Randy from Lakewood Ranch, FL
Vic, I read your answer to why the Lombardi sweep wouldn’t work today and my very first thought was were defensive coaches stupid? I’m pretty sure they weren’t. He ran that play for nine years, and in that time no one came up with a way to stop it. That makes me think it would work today. Is your answer still the same?
Yes, it is. You need to do more homework on the subject. What you’ll discover will help you enjoy the difference between the game in the Lombardi era and the game that’s played today. Lombardi said football is first and foremost a running game, which it was back then. The best means for stopping the run back then was to hold the point of attack. Engage, defeat and shed blocks. That’s what they did back then to stop the run, which was the No. 1 objective. Today’s game is a passing game. The focus is on rushing the passer. Gap-control fronts are a means for playing the run on the way to the quarterback. Gap-control defense, which is common among 4-3 teams today, would’ve been vulnerable to the big play in the Lombardi era because everything was quicker in the run game. Lines came off the ball lower, harder, faster. Linemen weren’t permitted to use their hands to block, so they did a lot of influence blocking, brush blocking and cut blocking back then. It was not a violation for one man to block a defender high as another blocker cut the defender’s legs. With all of the trap blocking they did back then, getting a three-technique tackle caught up the field would’ve sent the back into the secondary within a bat of an eye. Defensive linemen back then were told that if they weren’t blocked, take one step across the line of scrimmage and turn to the inside because you were about to be trapped. That kind of stuff is laughable these days. It was just a different game. Linemen were first and foremost run blockers, not pass blockers, as evidenced by the fact that the best tackles were right tackles, not left tackles. You don’t have to trust my answer. Study the two eras, then see if your opinion changes. Here’s a question for you to answer: If the Packer sweep would work today, then why don’t we see much of it? Are offensive coaches today stupid? I’m pretty sure they’re not. It makes me think it wouldn’t work today.

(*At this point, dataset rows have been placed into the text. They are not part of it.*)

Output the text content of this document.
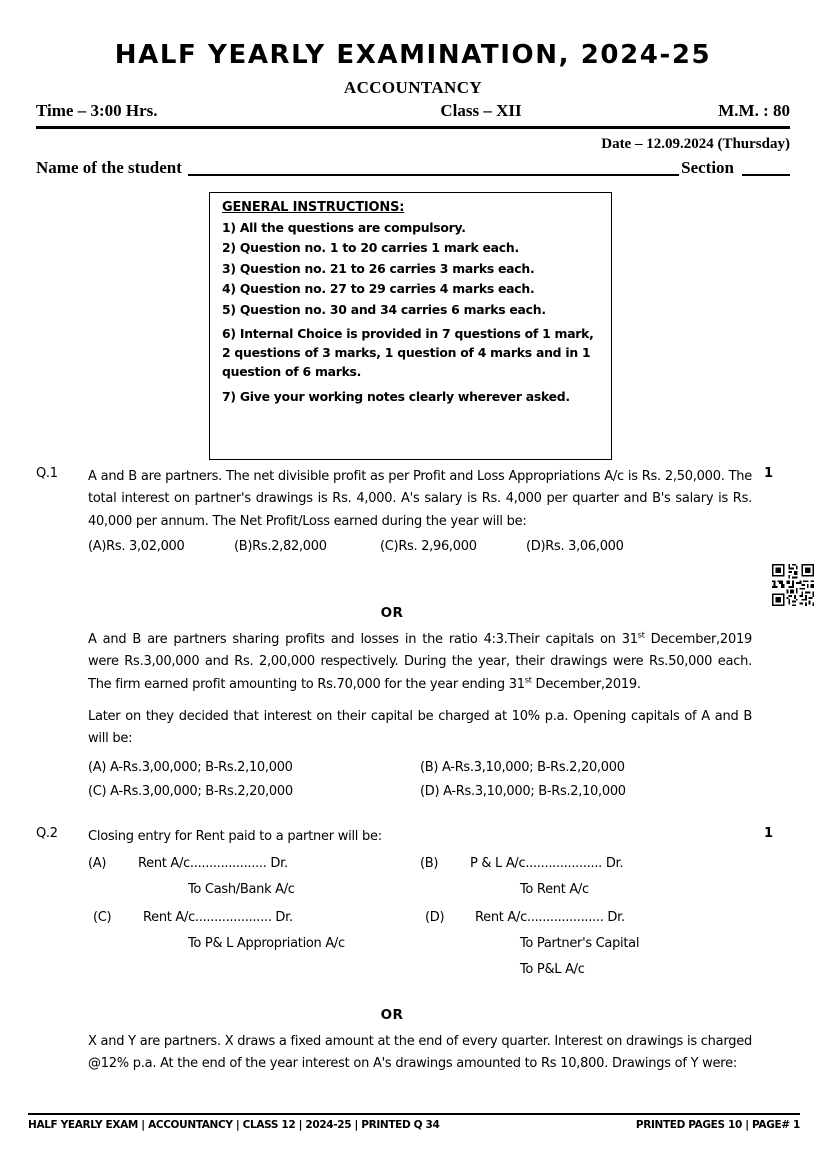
HALF YEARLY EXAMINATION, 2024-25
ACCOUNTANCY
Time – 3:00 Hrs.	Class – XII	M.M. : 80
Date – 12.09.2024 (Thursday)
Name of the student	Section
GENERAL INSTRUCTIONS:
1) All the questions are compulsory.
2) Question no. 1 to 20 carries 1 mark each.
3) Question no. 21 to 26 carries 3 marks each.
4) Question no. 27 to 29 carries 4 marks each.
5) Question no. 30 and 34 carries 6 marks each.
6) Internal Choice is provided in 7 questions of 1 mark, 2 questions of 3 marks, 1 question of 4 marks and in 1 question of 6 marks.
7) Give your working notes clearly wherever asked.
Q.1	A and B are partners. The net divisible profit as per Profit and Loss Appropriations A/c is Rs. 2,50,000. The total interest on partner's drawings is Rs. 4,000. A's salary is Rs. 4,000 per quarter and B's salary is Rs. 40,000 per annum. The Net Profit/Loss earned during the year will be:
(A)Rs. 3,02,000	(B)Rs.2,82,000	(C)Rs. 2,96,000	(D)Rs. 3,06,000
1
OR
A and B are partners sharing profits and losses in the ratio 4:3.Their capitals on 31st December,2019 were Rs.3,00,000 and Rs. 2,00,000 respectively. During the year, their drawings were Rs.50,000 each. The firm earned profit amounting to Rs.70,000 for the year ending 31st December,2019.
Later on they decided that interest on their capital be charged at 10% p.a. Opening capitals of A and B will be:
(A) A-Rs.3,00,000; B-Rs.2,10,000	(B) A-Rs.3,10,000; B-Rs.2,20,000
(C) A-Rs.3,00,000; B-Rs.2,20,000	(D) A-Rs.3,10,000; B-Rs.2,10,000
Q.2	Closing entry for Rent paid to a partner will be:
(A)	Rent A/c.................... Dr.
To Cash/Bank A/c
(B)	P & L A/c.................... Dr.
To Rent A/c
(C)	Rent A/c.................... Dr.
To P& L Appropriation A/c
(D)	Rent A/c.................... Dr.
To Partner's Capital
To P&L A/c
1
OR
X and Y are partners. X draws a fixed amount at the end of every quarter. Interest on drawings is charged @12% p.a. At the end of the year interest on A's drawings amounted to Rs 10,800. Drawings of Y were:
HALF YEARLY EXAM | ACCOUNTANCY | CLASS 12 | 2024-25 | PRINTED Q 34	PRINTED PAGES 10 | PAGE# 1
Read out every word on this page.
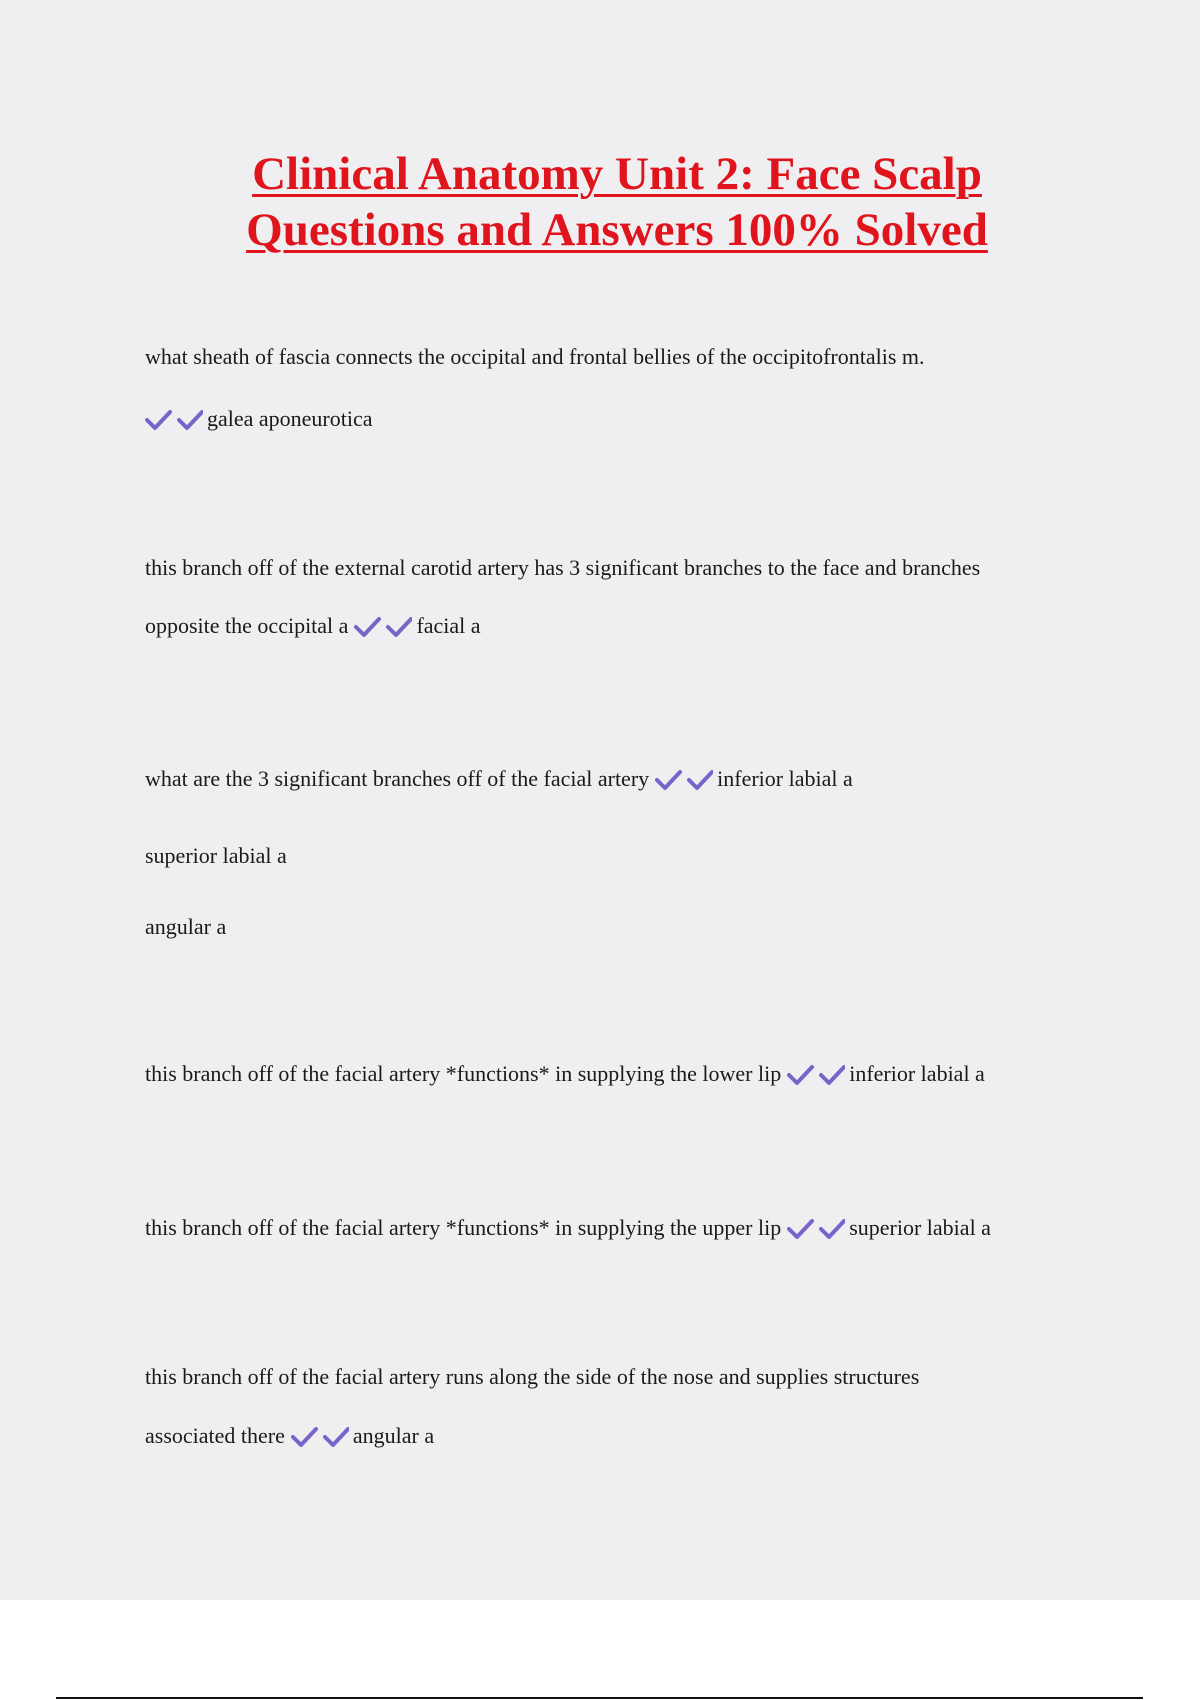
Clinical Anatomy Unit 2: Face Scalp
Questions and Answers 100% Solved
what sheath of fascia connects the occipital and frontal bellies of the occipitofrontalis m.
galea aponeurotica
this branch off of the external carotid artery has 3 significant branches to the face and branches
opposite the occipital a	facial a
what are the 3 significant branches off of the facial artery	inferior labial a
superior labial a
angular a
this branch off of the facial artery *functions* in supplying the lower lip	inferior labial a
this branch off of the facial artery *functions* in supplying the upper lip	superior labial a
this branch off of the facial artery runs along the side of the nose and supplies structures
associated there	angular a
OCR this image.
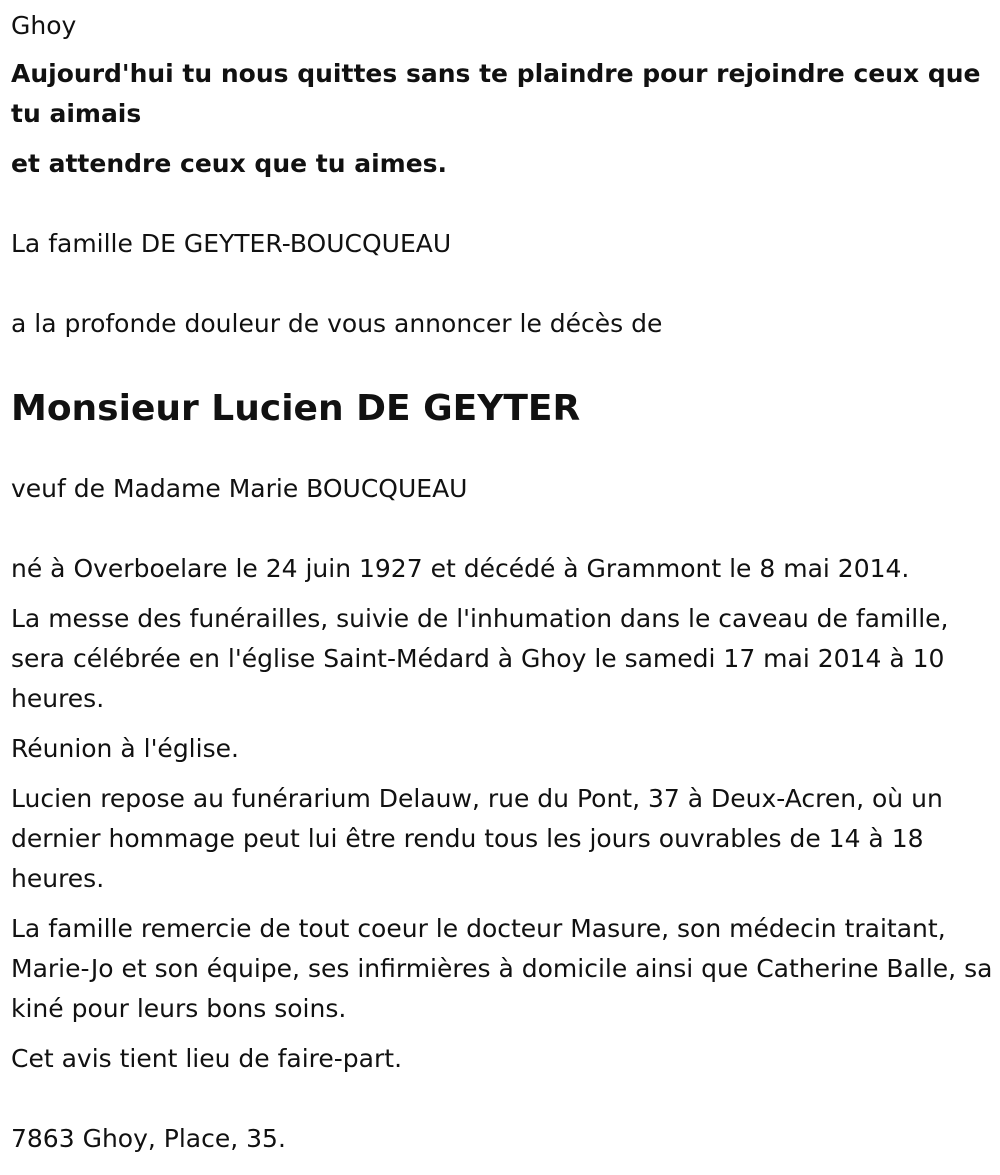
Ghoy

Aujourd'hui tu nous quittes sans te plaindre pour rejoindre ceux que tu aimais

et attendre ceux que tu aimes.

La famille DE GEYTER-BOUCQUEAU

a la profonde douleur de vous annoncer le décès de

Monsieur Lucien DE GEYTER

veuf de Madame Marie BOUCQUEAU

né à Overboelare le 24 juin 1927 et décédé à Grammont le 8 mai 2014.

La messe des funérailles, suivie de l'inhumation dans le caveau de famille, sera célébrée en l'église Saint-Médard à Ghoy le samedi 17 mai 2014 à 10 heures.

Réunion à l'église.

Lucien repose au funérarium Delauw, rue du Pont, 37 à Deux-Acren, où un dernier hommage peut lui être rendu tous les jours ouvrables de 14 à 18 heures.

La famille remercie de tout coeur le docteur Masure, son médecin traitant, Marie-Jo et son équipe, ses infirmières à domicile ainsi que Catherine Balle, sa kiné pour leurs bons soins.

Cet avis tient lieu de faire-part.

7863 Ghoy, Place, 35.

Gerald from Karlsruhe, Germany
Vic, interesting point on the Seahawks lesson, but what is the difference between this back-end defense and the answer the Giants found in 2011 by dropping seven regularly?
The end result is the same, but the means for achieving it are diametrically opposed. The Giants rushed four and dropped seven. The Seahawks had four that could cover, which allowed them to rush seven. There is no one way to do it. Whatever it takes.
Tim from Normal, IL
Vic, I remember a player named Joe “Turkey” Jones picking up Terry Bradshaw and dumping him head-first into the ground. I thought Bradshaw was dead or paralyzed. It was frightening. What do you recall about that play?
I remember Bradshaw being brought onto the plane on a stretcher. He was wearing a neck brace and his eyes were closed, and I remember a cornerback named J.T. Thomas saying, “Dang, Brad looks like he’s dead.”